Well, what a lovely surprise.

I am a member of 2 seed circles, one through the Grapevine and one through another forum [allotments for all] and this lovely packet was delivered through the door yesterday.
55 packets of lovely seeds!

When you collate the circle, you separate them all out for each member as they come in, so you get a feel for what's in the packs. but when someone else does it - it is a real surprise when the parcel arrives!
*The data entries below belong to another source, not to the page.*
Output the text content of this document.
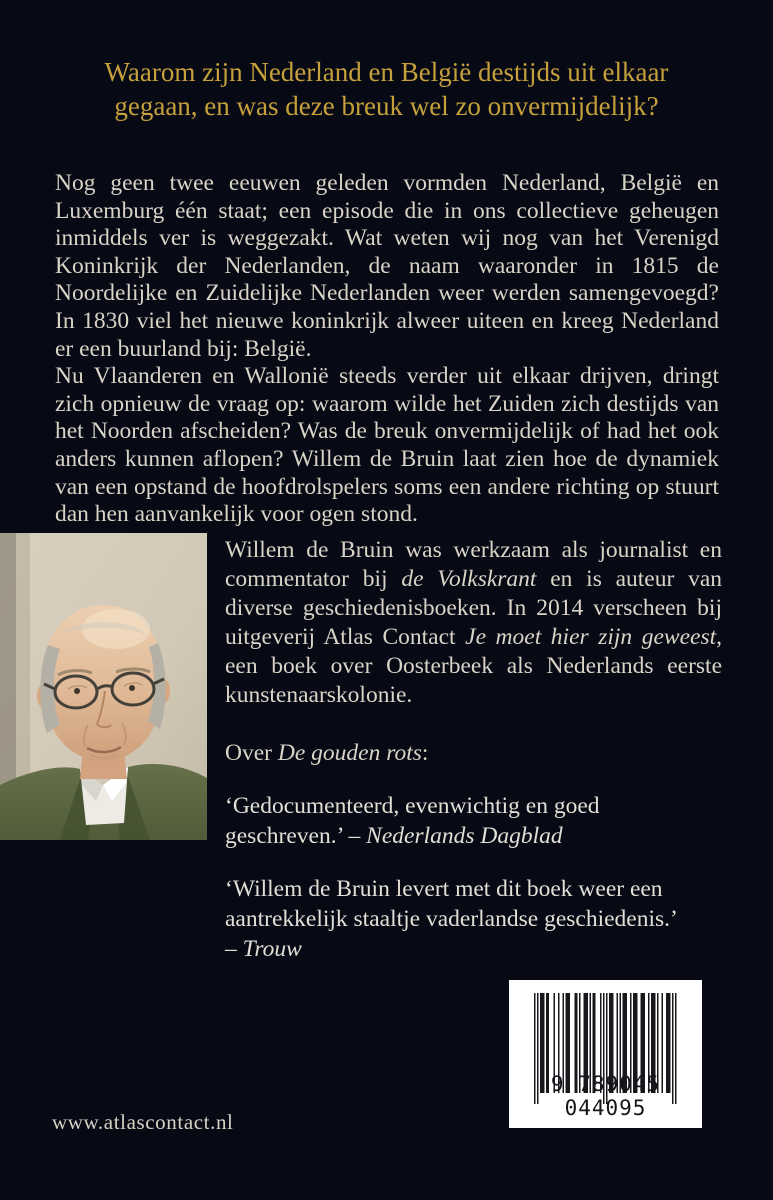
Waarom zijn Nederland en België destijds uit elkaar
gegaan, en was deze breuk wel zo onvermijdelijk?

Nog geen twee eeuwen geleden vormden Nederland, België en Luxemburg één staat; een episode die in ons collectieve geheugen inmiddels ver is weggezakt. Wat weten wij nog van het Verenigd Koninkrijk der Nederlanden, de naam waaronder in 1815 de Noordelijke en Zuidelijke Nederlanden weer werden samengevoegd? In 1830 viel het nieuwe koninkrijk alweer uiteen en kreeg Nederland er een buurland bij: België.

Nu Vlaanderen en Wallonië steeds verder uit elkaar drijven, dringt zich opnieuw de vraag op: waarom wilde het Zuiden zich destijds van het Noorden afscheiden? Was de breuk onvermijdelijk of had het ook anders kunnen aflopen? Willem de Bruin laat zien hoe de dynamiek van een opstand de hoofdrolspelers soms een andere richting op stuurt dan hen aanvankelijk voor ogen stond.

Willem de Bruin was werkzaam als journalist en commentator bij de Volkskrant en is auteur van diverse geschiedenisboeken. In 2014 verscheen bij uitgeverij Atlas Contact Je moet hier zijn geweest, een boek over Oosterbeek als Nederlands eerste kunstenaarskolonie.

Over De gouden rots:

‘Gedocumenteerd, evenwichtig en goed geschreven.’ – Nederlands Dagblad

‘Willem de Bruin levert met dit boek weer een aantrekkelijk staaltje vaderlandse geschiedenis.’

– Trouw

9 789045 044095
www.atlascontact.nl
We have got several on the go this year [or should I say next year] - one for general seeds, one for tomatoes, one for peas and beans and one for chilis....so goodness only knows what selection box I'll have this time next year.

Saturday 4 December 2010

Winter 2010

Brrrrr

We've had snow for a week now.....and we're beginning to get pretty annoyed with it.
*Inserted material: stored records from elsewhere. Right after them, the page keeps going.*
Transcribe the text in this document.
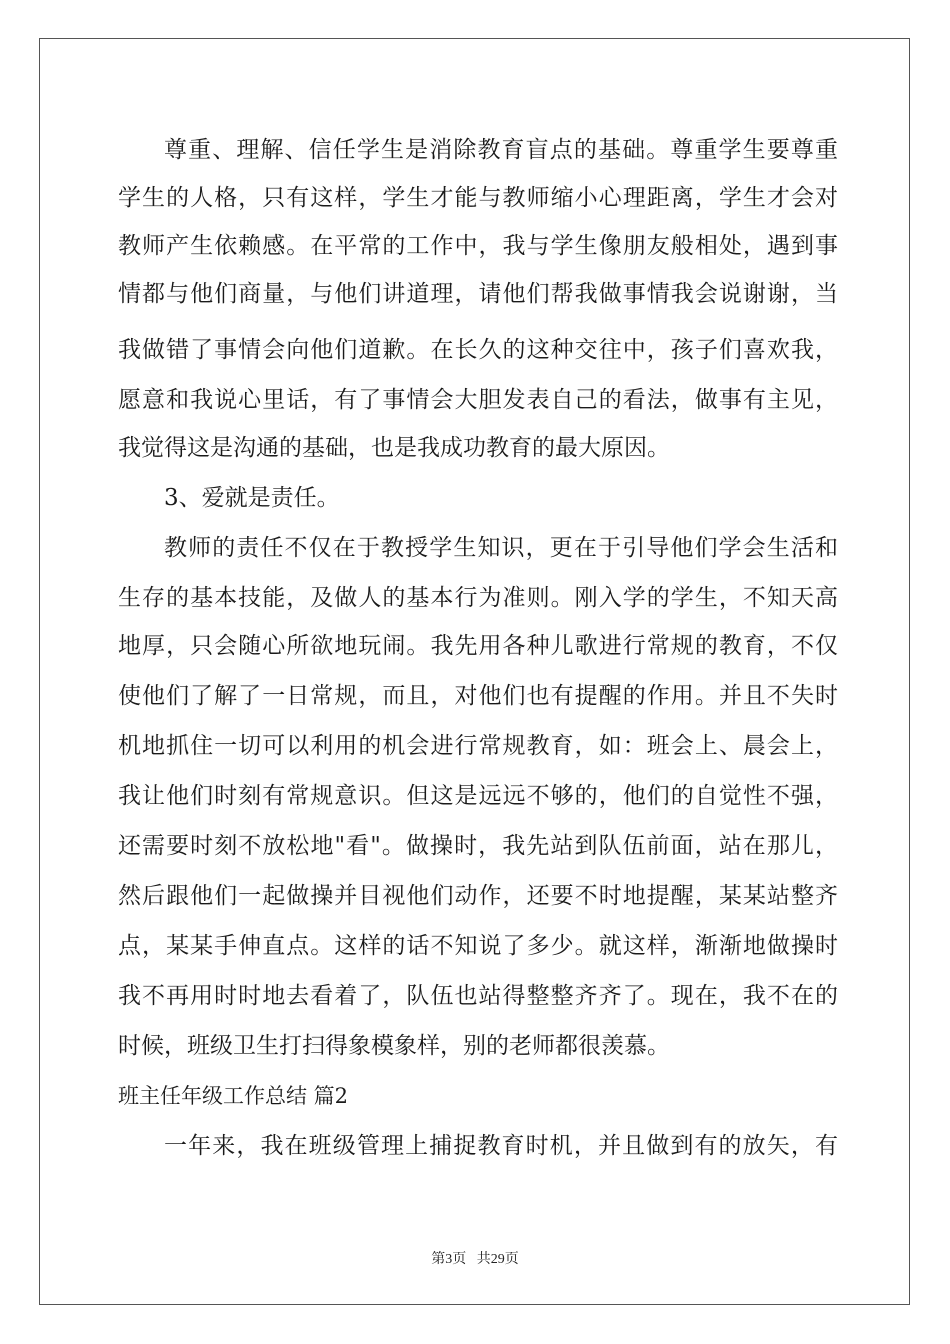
尊重、理解、信任学生是消除教育盲点的基础。尊重学生要尊重
学生的人格，只有这样，学生才能与教师缩小心理距离，学生才会对
教师产生依赖感。在平常的工作中，我与学生像朋友般相处，遇到事
情都与他们商量，与他们讲道理，请他们帮我做事情我会说谢谢，当
我做错了事情会向他们道歉。在长久的这种交往中，孩子们喜欢我，
愿意和我说心里话，有了事情会大胆发表自己的看法，做事有主见，
我觉得这是沟通的基础，也是我成功教育的最大原因。
3、爱就是责任。
教师的责任不仅在于教授学生知识，更在于引导他们学会生活和
生存的基本技能，及做人的基本行为准则。刚入学的学生，不知天高
地厚，只会随心所欲地玩闹。我先用各种儿歌进行常规的教育，不仅
使他们了解了一日常规，而且，对他们也有提醒的作用。并且不失时
机地抓住一切可以利用的机会进行常规教育，如：班会上、晨会上，
我让他们时刻有常规意识。但这是远远不够的，他们的自觉性不强，
还需要时刻不放松地"看"。做操时，我先站到队伍前面，站在那儿，
然后跟他们一起做操并目视他们动作，还要不时地提醒，某某站整齐
点，某某手伸直点。这样的话不知说了多少。就这样，渐渐地做操时
我不再用时时地去看着了，队伍也站得整整齐齐了。现在，我不在的
时候，班级卫生打扫得象模象样，别的老师都很羡慕。
班主任年级工作总结 篇2
一年来，我在班级管理上捕捉教育时机，并且做到有的放矢，有
第3页   共29页
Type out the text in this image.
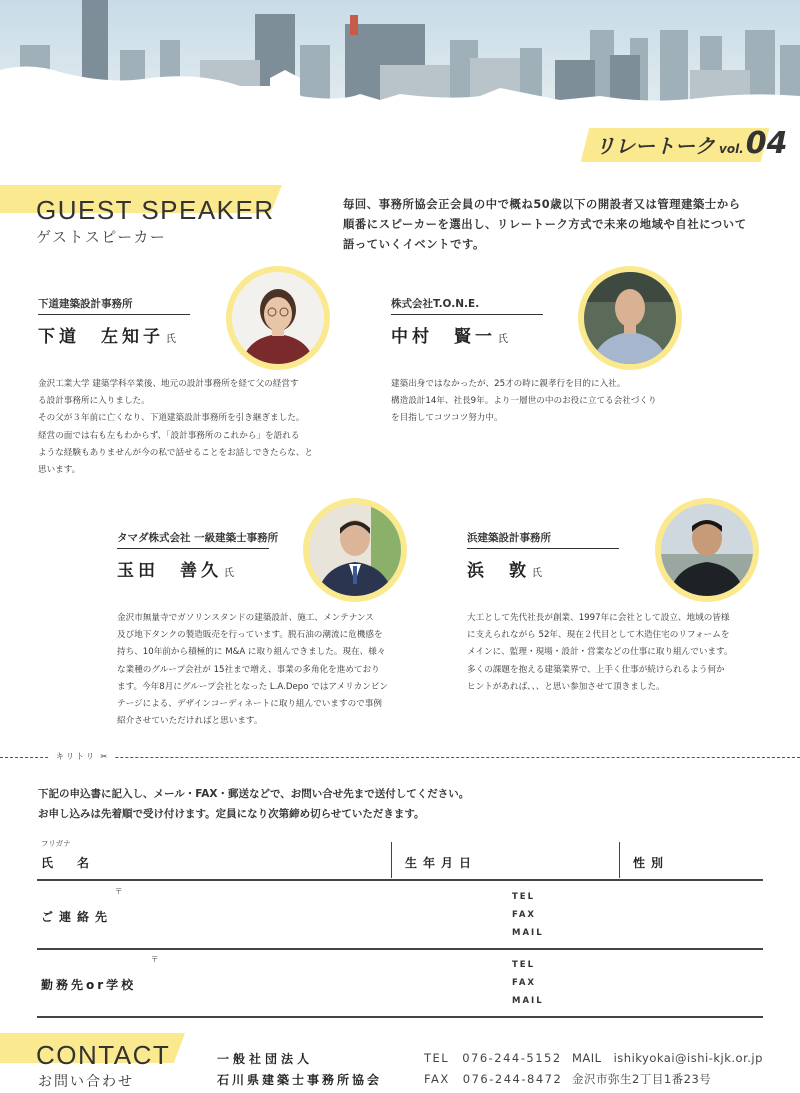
リレートーク vol.04
GUEST SPEAKER
ゲストスピーカー

毎回、事務所協会正会員の中で概ね50歳以下の開設者又は管理建築士から

順番にスピーカーを選出し、リレートーク方式で未来の地域や自社について

語っていくイベントです。

下道建築設計事務所
下道　左知子 氏

金沢工業大学 建築学科卒業後、地元の設計事務所を経て父の経営す

る設計事務所に入りました。

その父が３年前に亡くなり、下道建築設計事務所を引き継ぎました。

経営の面では右も左もわからず、「設計事務所のこれから」を語れる

ような経験もありませんが今の私で話せることをお話しできたらな、と

思います。

株式会社T.O.N.E.
中村　賢一 氏

建築出身ではなかったが、25才の時に親孝行を目的に入社。

構造設計14年、社長9年。より一層世の中のお役に立てる会社づくり

を目指してコツコツ努力中。

タマダ株式会社 一級建築士事務所
玉田　善久 氏

金沢市無量寺でガソリンスタンドの建築設計、施工、メンテナンス

及び地下タンクの製造販売を行っています。脱石油の潮流に危機感を

持ち、10年前から積極的に M&A に取り組んできました。現在、様々

な業種のグループ会社が 15社まで増え、事業の多角化を進めており

ます。今年8月にグループ会社となった L.A.Depo ではアメリカンビン

テージによる、デザインコーディネートに取り組んでいますので事例

紹介させていただければと思います。

浜建築設計事務所
浜　敦 氏

大工として先代社長が創業、1997年に会社として設立、地域の皆様

に支えられながら 52年、現在２代目として木造住宅のリフォームを

メインに、監理・現場・設計・営業などの仕事に取り組んでいます。

多くの課題を抱える建築業界で、上手く仕事が続けられるよう何か

ヒントがあれば、、、と思い参加させて頂きました。

キリトリ ✂

下記の申込書に記入し、メール・FAX・郵送などで、お問い合せ先まで送付してください。

お申し込みは先着順で受け付けます。定員になり次第締め切らせていただきます。

フリガナ
氏　名	生年月日	性別
〒
ご連絡先
TEL
FAX
MAIL
〒
勤務先or学校
TEL
FAX
MAIL
CONTACT
お問い合わせ
一般社団法人
石川県建築士事務所協会
TEL　076-244-5152
FAX　076-244-8472
MAIL　ishikyokai@ishi-kjk.or.jp
金沢市弥生2丁目1番23号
I've not posted much on here this year for a couple of reasons.

Firstly - we had a huge pile of manure delivered in Jan - and spent weeks shovelling and spreading it across the plot. Then put the potatoes in. We had late frosts so I thought that was the reason we had dodgy looking haulms growing.

Unfortunately not. It was aminopyralid.

Wild? I was livid.

Still angry [we discovered it in May, and it's now December] and we lost lots of crops. Most of the spuds [a few were left to grow just because we couldn't be bothered to do anything with them] loads of onions that had to be moved, loads of beans [not happy], pumpkins and to be honest, we just thought we'd do what we could and write off 2010 as a bad job. The bad stuff was shovelled back off the plot, raked out, and it took us a month to get it into 3 stockpiles and a farmer was paid £300 to take it away and dispose of it. We of course lost at least £300 in crops and got nothing. As per usual - Dow look after the farmers and screw the rest of them.

So, on the 21st Dec starts a new year.

The few pumpkins we had - were left at the lottie until we could use them and lo and behold - the snow got them....



So - onward and upward. We are never having manure on our plot again....even though we've been offered some horse manure - the same farmer that supplier ours also supplies most of the village with the same straw his cows ate....so I am guessing that other people will still have a problem in the coming years.....but I've done my bit telling everyone and arranging for 3 people to have theirs removed.

The other reason of course is that I started a new job - working with 5 charity SEN schools to get them building and growing in their own organic veggie gardens on school sites. So the anger above was tempered with the ability to still grow veg around the southern half of the country. So I've been busy busy busy and having a great time!

So, on the 21st starts the new season proper. We currently have onion sets, potato onions and some garlic in the ground - but I will be sowing my main onions and a large amount of garlic and shallots in modules so that I can get started.

*I'm also writing a week-by-week guide for schools to use throughout the growing season telling them what they can do, what they should be doing, what they sow/grow and harvest each week/month. I'll be looking for school gardeners to have a look at this once it is written so any volunteers - please comment here and I'll get in touch.

I've also collected a few more beans for the project - and hopefully didn't lose an actual variety after the manure problem......more photos to follow soon.

Thanks for reading....and don't forget to collect those loo roll innerds for next year's beans!!!